Unlike most exhibitions, big fun happens right from the beginning at CIFF, because at the entrance of the Raven area there is the special project curated by Stavros Karelis from MACHINE- A, the independent London store where emerging talents get mixed with hugely directional brands. People slowed down as they passed through Alyx immersive never-seen-before imagery from the catalogue shot by Nick Knight «New Happiness. Love Chaos». And positive chaos is one of the key words of this edition, a good vibe gently disrupting what people expect from events like this. «I travel a lot for my work, but what I really like about CIFF and Copenhagen in general is the different approach they have towards fashion», says Sara Sozzani Maino Deputy Editor in Chief of Vogue Italia and Head of Vogue Talents. «Buyers as well as press need to confront themselves with pure creativity beyond the actual clothes and here we can do it. Besides, I am very impressed by the work done by fashion schools in Denmark: they are growing so much and so well».
The collective show held by Via Design with sixteen of its graduate students kickstarted CIFF Runway schedule in the morning, proving Sozzani Maino’s words to be right. The kids come from Hungary, Lithuania, Mexico, Poland, Czech Republic, Germany and Denmark of course and they bring their fresh vision on style. But they all go deeper, using their small collections to express their point of view about life.

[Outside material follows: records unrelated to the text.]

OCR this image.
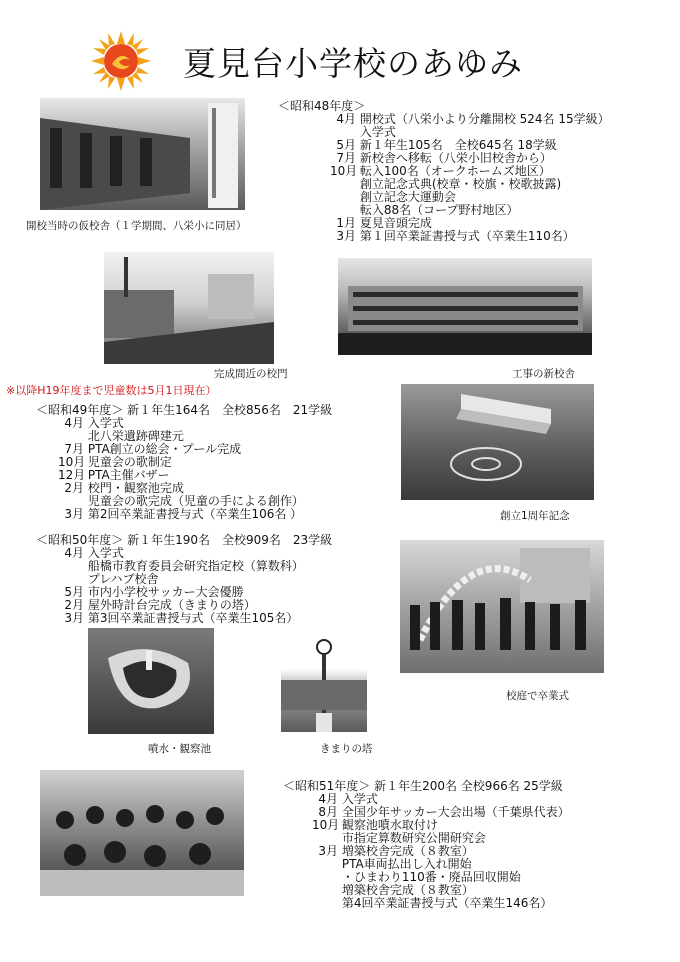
夏見台小学校のあゆみ
開校当時の仮校舎（１学期間、八栄小に同居）
完成間近の校門	工事の新校舎
※以降H19年度まで児童数は5月1日現在）
創立1周年記念
校庭で卒業式
噴水・観察池	きまりの塔
＜昭和48年度＞
4月 開校式（八栄小より分離開校 524名 15学級）
入学式
5月 新１年生105名　全校645名 18学級
7月 新校舎へ移転（八栄小旧校舎から）
10月 転入100名（オークホームズ地区）
創立記念式典(校章・校旗・校歌披露)
創立記念大運動会
転入88名（コープ野村地区）
1月 夏見音頭完成
3月 第１回卒業証書授与式（卒業生110名）
＜昭和49年度＞ 新１年生164名　全校856名　21学級
4月 入学式
北八栄遺跡碑建元
7月 PTA創立の総会・プール完成
10月 児童会の歌制定
12月 PTA主催バザー
2月 校門・観察池完成
児童会の歌完成（児童の手による創作）
3月 第2回卒業証書授与式（卒業生106名 ）
＜昭和50年度＞ 新１年生190名　全校909名　23学級
4月 入学式
船橋市教育委員会研究指定校（算数科）
プレハブ校舎
5月 市内小学校サッカー大会優勝
2月 屋外時計台完成（きまりの塔）
3月 第3回卒業証書授与式（卒業生105名）
＜昭和51年度＞ 新１年生200名 全校966名 25学級
4月 入学式
8月 全国少年サッカー大会出場（千葉県代表）
10月 観察池噴水取付け
市指定算数研究公開研究会
3月 増築校舎完成（８教室）
PTA車両払出し入れ開始
・ひまわり110番・廃品回収開始
増築校舎完成（８教室）
第4回卒業証書授与式（卒業生146名）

In their garments you can tell their concern about pollution and overconsumption, so they up-cycle already existing fabrics or train themselves to design a wardrobe inspired by Tibetan nomads, to learn from the art of sticking to the essential.

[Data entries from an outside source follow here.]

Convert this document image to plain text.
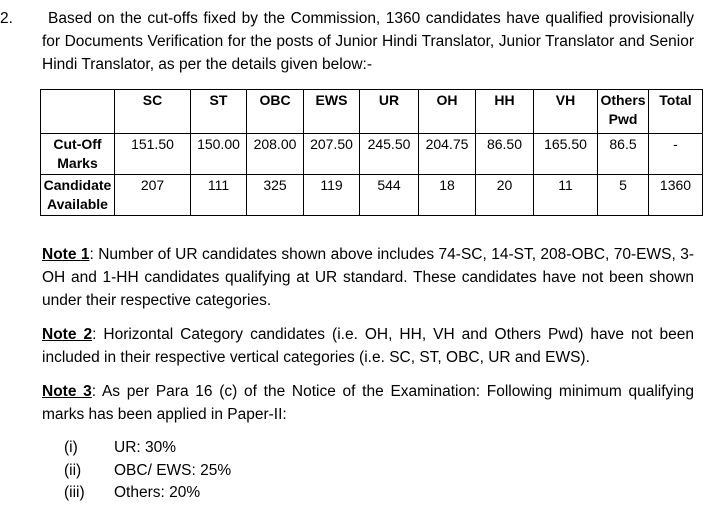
2.	Based on the cut-offs fixed by the Commission, 1360 candidates have qualified provisionally for Documents Verification for the posts of Junior Hindi Translator, Junior Translator and Senior Hindi Translator, as per the details given below:-
	SC	ST	OBC	EWS	UR	OH	HH	VH	Others Pwd	Total
Cut-Off Marks	151.50	150.00	208.00	207.50	245.50	204.75	86.50	165.50	86.5	-
Candidate Available	207	111	325	119	544	18	20	11	5	1360
Note 1: Number of UR candidates shown above includes 74-SC, 14-ST, 208-OBC, 70-EWS, 3-OH and 1-HH candidates qualifying at UR standard. These candidates have not been shown under their respective categories.
Note 2: Horizontal Category candidates (i.e. OH, HH, VH and Others Pwd) have not been included in their respective vertical categories (i.e. SC, ST, OBC, UR and EWS).
Note 3: As per Para 16 (c) of the Notice of the Examination: Following minimum qualifying marks has been applied in Paper-II:
(i)	UR: 30%
(ii)	OBC/ EWS: 25%
(iii)	Others: 20%
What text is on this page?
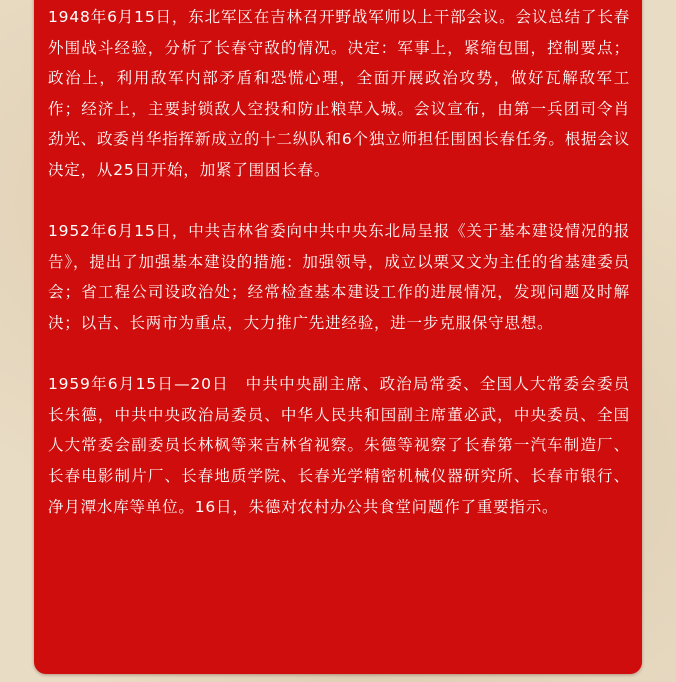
1948年6月15日，东北军区在吉林召开野战军师以上干部会议。会议总结了长春外围战斗经验，分析了长春守敌的情况。决定：军事上，紧缩包围，控制要点；政治上，利用敌军内部矛盾和恐慌心理，全面开展政治攻势，做好瓦解敌军工作；经济上，主要封锁敌人空投和防止粮草入城。会议宣布，由第一兵团司令肖劲光、政委肖华指挥新成立的十二纵队和6个独立师担任围困长春任务。根据会议决定，从25日开始，加紧了围困长春。

1952年6月15日，中共吉林省委向中共中央东北局呈报《关于基本建设情况的报告》，提出了加强基本建设的措施：加强领导，成立以栗又文为主任的省基建委员会；省工程公司设政治处；经常检查基本建设工作的进展情况，发现问题及时解决；以吉、长两市为重点，大力推广先进经验，进一步克服保守思想。

1959年6月15日—20日　中共中央副主席、政治局常委、全国人大常委会委员长朱德，中共中央政治局委员、中华人民共和国副主席董必武，中央委员、全国人大常委会副委员长林枫等来吉林省视察。朱德等视察了长春第一汽车制造厂、长春电影制片厂、长春地质学院、长春光学精密机械仪器研究所、长春市银行、净月潭水库等单位。16日，朱德对农村办公共食堂问题作了重要指示。
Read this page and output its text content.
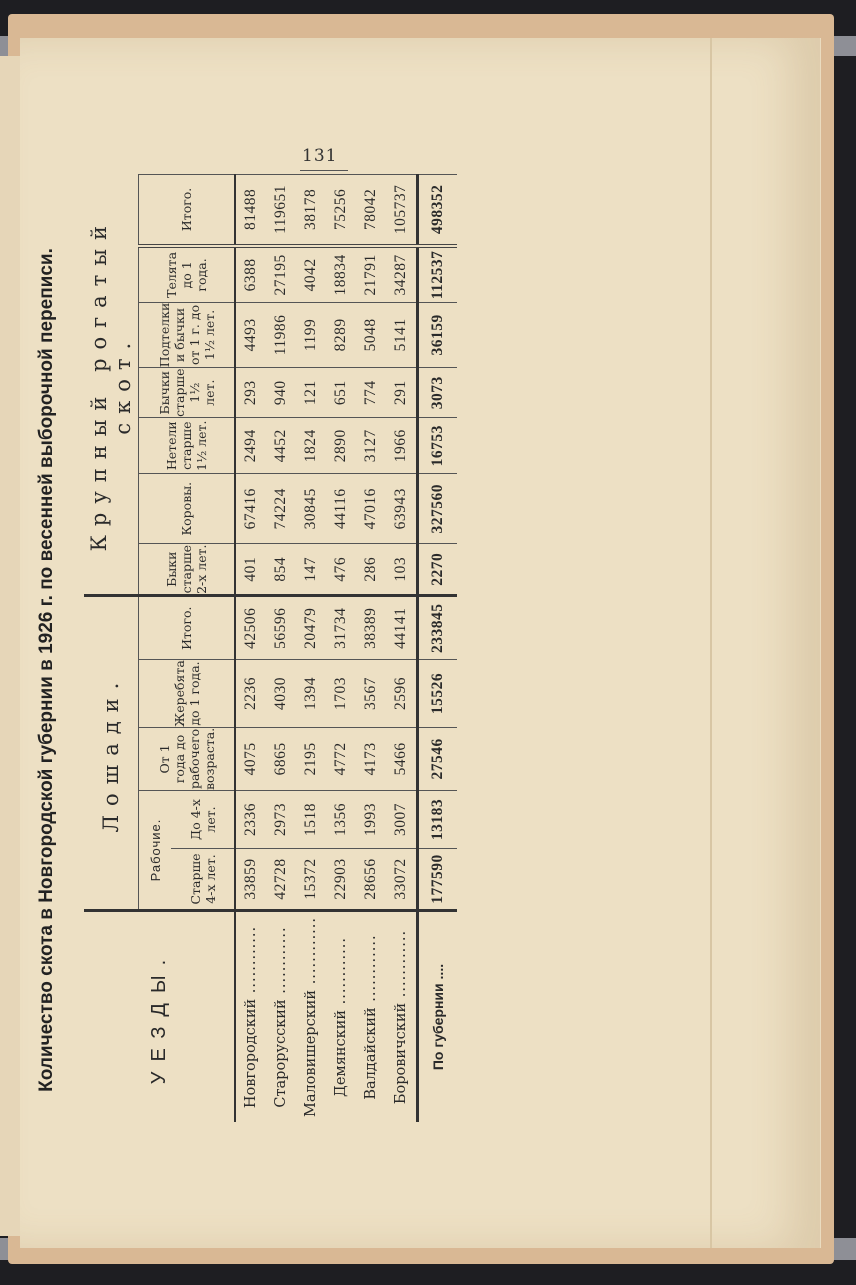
131
Количество скота в Новгородской губернии в 1926 г. по весенней выборочной переписи.	УЕЗДЫ.	Лошади.					Крупный рогатый скот.						
	Рабочие.		От 1 года до рабочего возраста.	Жеребята до 1 года.	Итого.	Быки старше 2-х лет.	Коровы.	Нетели старше 1½ лет.	Бычки старше 1½ лет.	Подтелки и бычки от 1 г. до 1½ лет.	Телята до 1 года.	Итого.
	Старше 4-х лет.	До 4-х лет.										
Новгородский ............	33859	2336	4075	2236	42506	401	67416	2494	293	4493	6388	81488
Старорусский ............	42728	2973	6865	4030	56596	854	74224	4452	940	11986	27195	119651
Маловишерский ............	15372	1518	2195	1394	20479	147	30845	1824	121	1199	4042	38178
Демянский ............	22903	1356	4772	1703	31734	476	44116	2890	651	8289	18834	75256
Валдайский ............	28656	1993	4173	3567	38389	286	47016	3127	774	5048	21791	78042
Боровичский ............	33072	3007	5466	2596	44141	103	63943	1966	291	5141	34287	105737
По губернии ....	177590	13183	27546	15526	233845	2270	327560	16753	3073	36159	112537	498352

In the meantime, there is an illustrator hanging around the catwalk and drawing sketches. Her name is Fiona Gourlay and she is a long time SHOWstudio collaborator, the fashion website founded and directed by Nick Knight. She spent the morning painting the wall of SHOWStudio area, inside the MACHINE- A curated project, but she also wants to capture the essence of the brands on the catwalk, like Martin Asbjǿrn the golden boy of Danish menswear.
He turned the parterre of his show into a live Dj set illuminated by passionate red lights and introduced the audience to his perfectly accomplished latest fashion turbulence. «Before launching my collection in 2014 I spent much time in my kitchen trying to define my identity as a brand», says Asbjǿrn, «I trained at the Design Technical Tailor Academy here in Copenhagen where I learned so much about the craftsmanship and the fitting, so now I can take the liberty to be creatively messy. Chaos is exciting as long as you know how to perform it properly».

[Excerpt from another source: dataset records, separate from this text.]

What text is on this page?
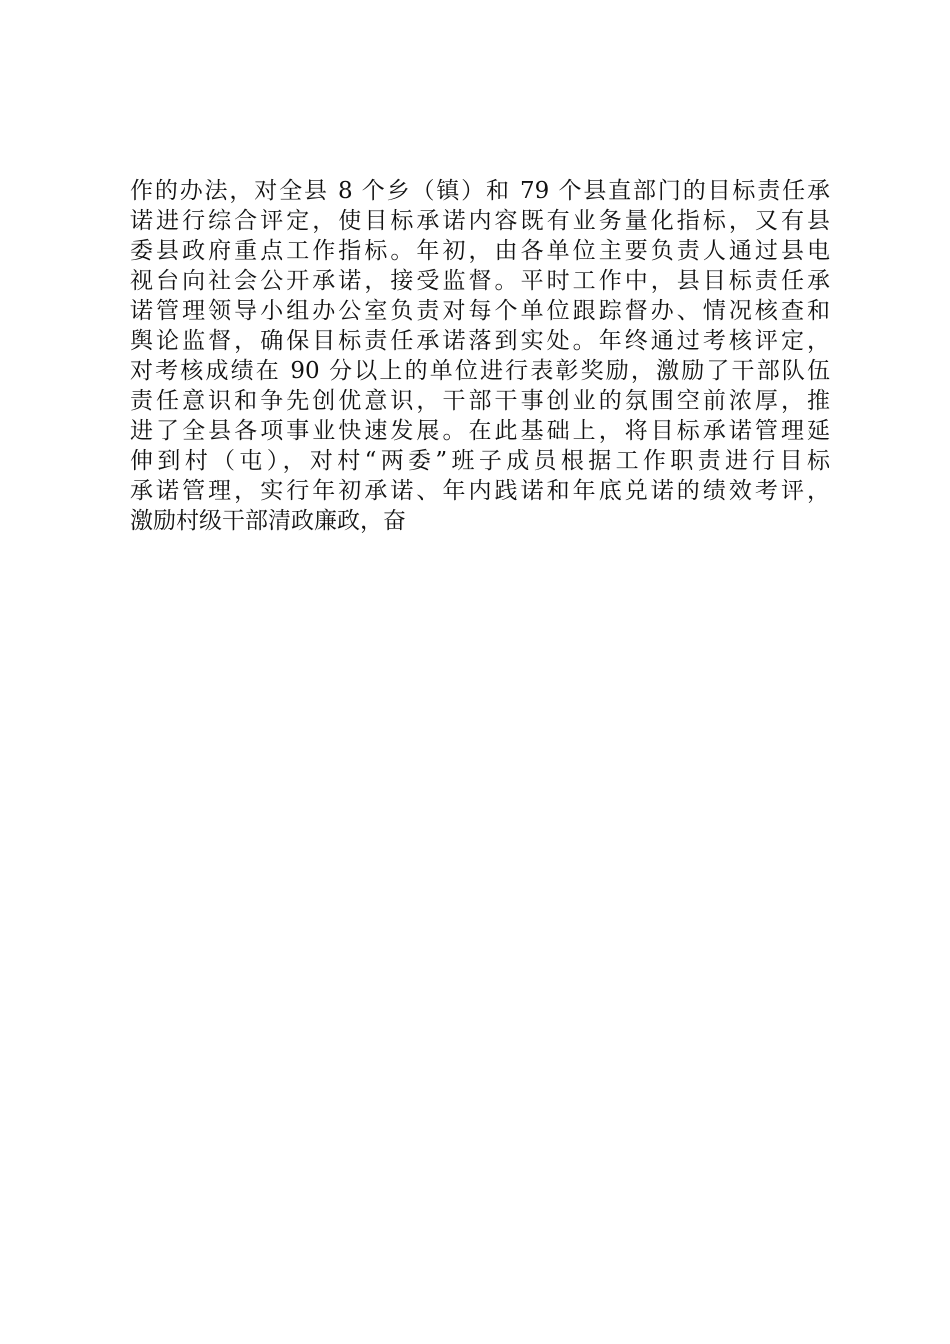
作的办法，对全县 8 个乡（镇）和 79 个县直部门的目标责任承
诺进行综合评定，使目标承诺内容既有业务量化指标，又有县
委县政府重点工作指标。年初，由各单位主要负责人通过县电
视台向社会公开承诺，接受监督。平时工作中，县目标责任承
诺管理领导小组办公室负责对每个单位跟踪督办、情况核查和
舆论监督，确保目标责任承诺落到实处。年终通过考核评定，
对考核成绩在 90 分以上的单位进行表彰奖励，激励了干部队伍
责任意识和争先创优意识，干部干事创业的氛围空前浓厚，推
进了全县各项事业快速发展。在此基础上，将目标承诺管理延
伸到村（屯），对村“两委”班子成员根据工作职责进行目标
承诺管理，实行年初承诺、年内践诺和年底兑诺的绩效考评，
激励村级干部清政廉政，奋
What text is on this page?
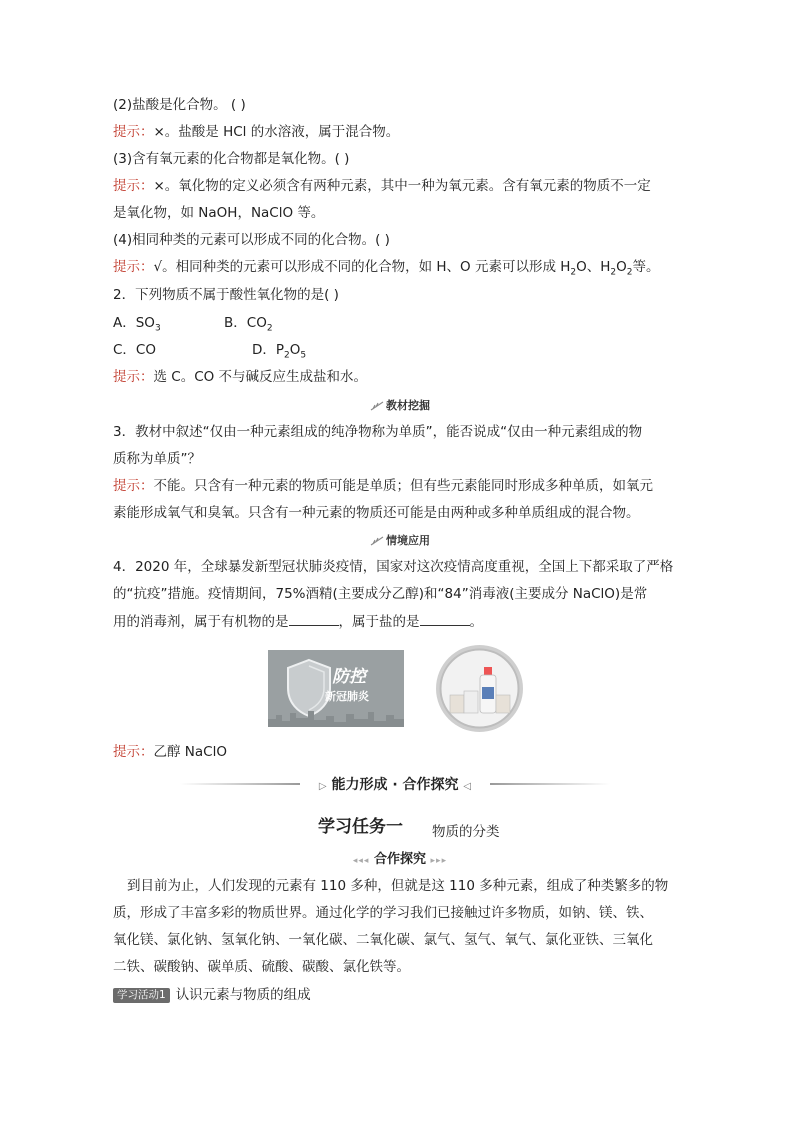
(2)盐酸是化合物。 ( )
提示：×。盐酸是 HCl 的水溶液，属于混合物。
(3)含有氧元素的化合物都是氧化物。( )
提示：×。氧化物的定义必须含有两种元素，其中一种为氧元素。含有氧元素的物质不一定
是氧化物，如 NaOH，NaClO 等。
(4)相同种类的元素可以形成不同的化合物。( )
提示：√。相同种类的元素可以形成不同的化合物，如 H、O 元素可以形成 $H_2O$、$H_2O_2$等。
2．下列物质不属于酸性氧化物的是( )
A．$SO_3$	B．$CO_2$
C．CO	D．$P_2O_5$
提示：选 C。CO 不与碱反应生成盐和水。
教材挖掘
3．教材中叙述“仅由一种元素组成的纯净物称为单质”，能否说成“仅由一种元素组成的物
质称为单质”？
提示：不能。只含有一种元素的物质可能是单质；但有些元素能同时形成多种单质，如氧元
素能形成氧气和臭氧。只含有一种元素的物质还可能是由两种或多种单质组成的混合物。
情境应用
4．2020 年，全球暴发新型冠状肺炎疫情，国家对这次疫情高度重视，全国上下都采取了严格
的“抗疫”措施。疫情期间，75%酒精(主要成分乙醇)和“84”消毒液(主要成分 NaClO)是常
用的消毒剂，属于有机物的是	，属于盐的是	。
防控
新冠肺炎
提示：乙醇 NaClO
▷ 能力形成 · 合作探究 ◁
学习任务一 物质的分类
◂◂◂ 合作探究 ▸▸▸
到目前为止，人们发现的元素有 110 多种，但就是这 110 多种元素，组成了种类繁多的物
质，形成了丰富多彩的物质世界。通过化学的学习我们已接触过许多物质，如钠、镁、铁、
氧化镁、氯化钠、氢氧化钠、一氧化碳、二氧化碳、氯气、氢气、氧气、氯化亚铁、三氧化
二铁、碳酸钠、碳单质、硫酸、碳酸、氯化铁等。
学习活动1 认识元素与物质的组成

At Maison Margiela MM6 they are masters of boundless experimentation. The maison arranged a three days long happening where the creative team and the public all contribute to paint and decorate a set. What is very CIFF, though, is the community response to that call to action. The doors had just opened for business, but many people stopped by to leave their mark on the scene.
The «take it slow» attitude spreads in Copenhagen and inside CIFF’s booths because it’s highly effective. To give yourself the chance to boost creativity and to tighten up CIFF community bonds, makes you see things from a different perspective. There are many young talents showing at CIFF: some of them will turn into the hot designers of the future. Others might prefer the niche market forever. Maybe someone will eventually quit. But today at CIFF they all set their minds free. And helped us all to do the same.